Melody mengajak Panji mendatangi makam Kakaknya. Setelah sarapan di hotel, mereka menuju komplek pemakaman tak jauh dari rumahnya di kawasan perkampungan padat penduduk.
"Sudah lama meninggalnya?" Panji mencoba menelisik ada apa dengan masa lalu keluarga calon istrinya.
"Setelah main sama temen-temennya, aku minta jemput. Maksain, dan dijalan Kak Erwin ditusuk orang, karena gak ada cctv, jadi polisi juga sulit cari tahu kejadian sebenarnya kayak apa," ucap Melody terbata. Ia dan Panji sudah duduk berdampingan di pusara sang Kakak.
"Sudah ada yang datang, siapa?" tanya Panji yang melihat ada buket bunga diatas pusara.
"Sampai sekarang aku dan ibu gak tahu siapa yang sering datang memberi buket bunga.

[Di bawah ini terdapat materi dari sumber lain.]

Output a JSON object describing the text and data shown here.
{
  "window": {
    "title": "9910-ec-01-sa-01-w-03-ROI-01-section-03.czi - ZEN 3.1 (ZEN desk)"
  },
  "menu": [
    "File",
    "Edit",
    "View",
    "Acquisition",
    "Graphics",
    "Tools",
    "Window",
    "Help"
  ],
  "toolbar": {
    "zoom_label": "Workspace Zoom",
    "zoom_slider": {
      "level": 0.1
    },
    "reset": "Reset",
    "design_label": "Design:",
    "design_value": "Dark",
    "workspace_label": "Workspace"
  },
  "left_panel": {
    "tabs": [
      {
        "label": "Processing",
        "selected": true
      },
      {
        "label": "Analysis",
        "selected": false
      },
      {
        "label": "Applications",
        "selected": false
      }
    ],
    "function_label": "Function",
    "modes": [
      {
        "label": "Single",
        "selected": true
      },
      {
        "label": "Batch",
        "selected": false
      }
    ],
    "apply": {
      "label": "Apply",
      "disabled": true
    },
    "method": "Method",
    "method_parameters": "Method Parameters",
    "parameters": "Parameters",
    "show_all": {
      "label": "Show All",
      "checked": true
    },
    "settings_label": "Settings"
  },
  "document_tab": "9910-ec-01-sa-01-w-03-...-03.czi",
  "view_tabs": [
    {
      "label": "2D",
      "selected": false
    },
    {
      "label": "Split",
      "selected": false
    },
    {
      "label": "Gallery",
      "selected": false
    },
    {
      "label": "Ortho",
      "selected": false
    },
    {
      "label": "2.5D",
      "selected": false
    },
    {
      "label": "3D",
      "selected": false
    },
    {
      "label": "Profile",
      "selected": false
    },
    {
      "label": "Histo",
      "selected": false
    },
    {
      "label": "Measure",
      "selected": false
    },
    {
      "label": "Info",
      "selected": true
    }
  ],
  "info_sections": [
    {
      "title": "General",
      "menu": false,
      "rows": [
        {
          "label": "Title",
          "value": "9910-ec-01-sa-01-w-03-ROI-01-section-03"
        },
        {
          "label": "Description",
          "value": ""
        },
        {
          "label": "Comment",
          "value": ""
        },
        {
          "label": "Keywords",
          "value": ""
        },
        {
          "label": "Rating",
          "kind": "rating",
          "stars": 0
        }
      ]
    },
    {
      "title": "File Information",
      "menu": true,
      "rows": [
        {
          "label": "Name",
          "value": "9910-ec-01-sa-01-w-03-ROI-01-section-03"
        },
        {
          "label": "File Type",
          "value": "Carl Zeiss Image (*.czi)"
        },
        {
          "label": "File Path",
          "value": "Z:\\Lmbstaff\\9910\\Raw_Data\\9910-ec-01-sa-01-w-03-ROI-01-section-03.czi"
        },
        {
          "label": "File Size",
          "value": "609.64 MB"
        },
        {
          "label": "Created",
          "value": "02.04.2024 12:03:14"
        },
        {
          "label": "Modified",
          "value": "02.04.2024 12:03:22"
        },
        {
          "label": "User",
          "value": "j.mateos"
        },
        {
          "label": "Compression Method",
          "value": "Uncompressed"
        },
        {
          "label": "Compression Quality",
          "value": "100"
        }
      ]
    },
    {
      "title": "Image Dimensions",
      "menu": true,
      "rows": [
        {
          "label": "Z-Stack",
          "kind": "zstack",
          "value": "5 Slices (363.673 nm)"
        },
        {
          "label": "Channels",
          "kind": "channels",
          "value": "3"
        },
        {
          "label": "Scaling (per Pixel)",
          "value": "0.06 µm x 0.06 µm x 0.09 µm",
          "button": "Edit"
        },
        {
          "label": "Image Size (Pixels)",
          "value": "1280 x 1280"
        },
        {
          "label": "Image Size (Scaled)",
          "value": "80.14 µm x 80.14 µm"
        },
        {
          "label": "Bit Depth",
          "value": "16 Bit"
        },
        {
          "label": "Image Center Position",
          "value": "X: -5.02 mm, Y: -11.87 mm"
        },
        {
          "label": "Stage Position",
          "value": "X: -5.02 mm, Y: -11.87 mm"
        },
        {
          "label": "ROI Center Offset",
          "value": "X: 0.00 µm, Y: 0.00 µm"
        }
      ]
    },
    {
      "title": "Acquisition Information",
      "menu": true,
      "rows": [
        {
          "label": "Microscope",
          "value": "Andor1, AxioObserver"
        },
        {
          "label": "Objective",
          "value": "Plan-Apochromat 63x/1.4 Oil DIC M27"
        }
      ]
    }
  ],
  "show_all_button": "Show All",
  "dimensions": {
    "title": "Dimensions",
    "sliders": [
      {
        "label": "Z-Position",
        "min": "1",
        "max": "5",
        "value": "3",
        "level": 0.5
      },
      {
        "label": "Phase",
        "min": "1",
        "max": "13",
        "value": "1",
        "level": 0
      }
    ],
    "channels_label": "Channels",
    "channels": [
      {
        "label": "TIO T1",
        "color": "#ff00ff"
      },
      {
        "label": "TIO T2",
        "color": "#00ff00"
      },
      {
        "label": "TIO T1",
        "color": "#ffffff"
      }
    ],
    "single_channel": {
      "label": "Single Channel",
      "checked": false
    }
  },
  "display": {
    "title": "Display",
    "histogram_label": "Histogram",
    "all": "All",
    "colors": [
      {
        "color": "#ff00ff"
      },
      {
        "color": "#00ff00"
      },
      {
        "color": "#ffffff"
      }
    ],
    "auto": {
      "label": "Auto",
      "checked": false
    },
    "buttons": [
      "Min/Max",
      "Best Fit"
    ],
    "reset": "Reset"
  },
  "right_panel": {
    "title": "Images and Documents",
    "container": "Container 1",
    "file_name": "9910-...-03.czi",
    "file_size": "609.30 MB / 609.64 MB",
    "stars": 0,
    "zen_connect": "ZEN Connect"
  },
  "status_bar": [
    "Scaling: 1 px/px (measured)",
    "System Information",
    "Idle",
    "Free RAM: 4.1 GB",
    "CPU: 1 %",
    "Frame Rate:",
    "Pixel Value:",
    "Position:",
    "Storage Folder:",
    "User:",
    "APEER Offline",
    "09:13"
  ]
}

Ada satu wanita yang Kak Erwin cinta, namun sayangnya mereka terpaksa berpisah," kata Melody sambil mengusap nisan tersebut dengan terisak.
"Sudah, tidak perlu diteruskan sekarang ceritanya. Katanya mau ajak ibu jalan-jalan. Kasian udah kelamaan nunggu di rumah." Setelah merapalkan doa untuk almarhum, Panji mengajak Melody kembali ke rumahnya.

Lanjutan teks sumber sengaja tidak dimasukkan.